In light of the growing income disparity in this country and elsewhere, it seems that the forty-year old series Upstairs, Downstairs, at least its first season, is more critically engaged in social debates than the infectious but hagiographic Downton Abbey. Considering the turbulent political atmosphere of 1971, the year of Upstairs, Downstairs’ first season, the earlier show’s more radical outlook may come as no surprise; at a time when “The Troubles” in Northern Ireland were nearly at their peak and debates about immigration to Britain were stormy too, class politics might have seemed relatively tame and well-trod.

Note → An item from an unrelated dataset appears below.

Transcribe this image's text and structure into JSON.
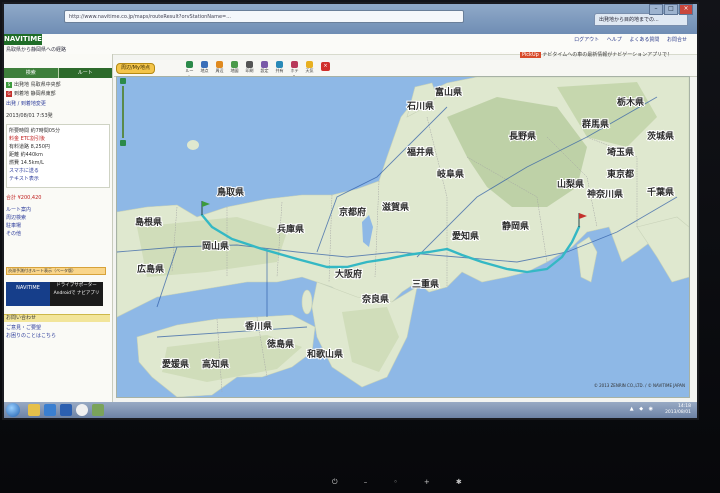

But then as now unemployment was exceptionally high—in 1971 it reached a post-WWII peak in the U.K.—which is perhaps one reason the unlikely show became so popular (the first season did not air until almost a year after it had been shot, and then at the unpromising time of 10 PM on Sunday evenings, yet went on to run for four more seasons, and ended to its producers’ great dismay only by its creators’ firm decision to do so). Period drama fans today, like their counterparts in 1971, might well appreciate less glorification and more defamiliarization of class differences that speak to disparity experienced in their own lives.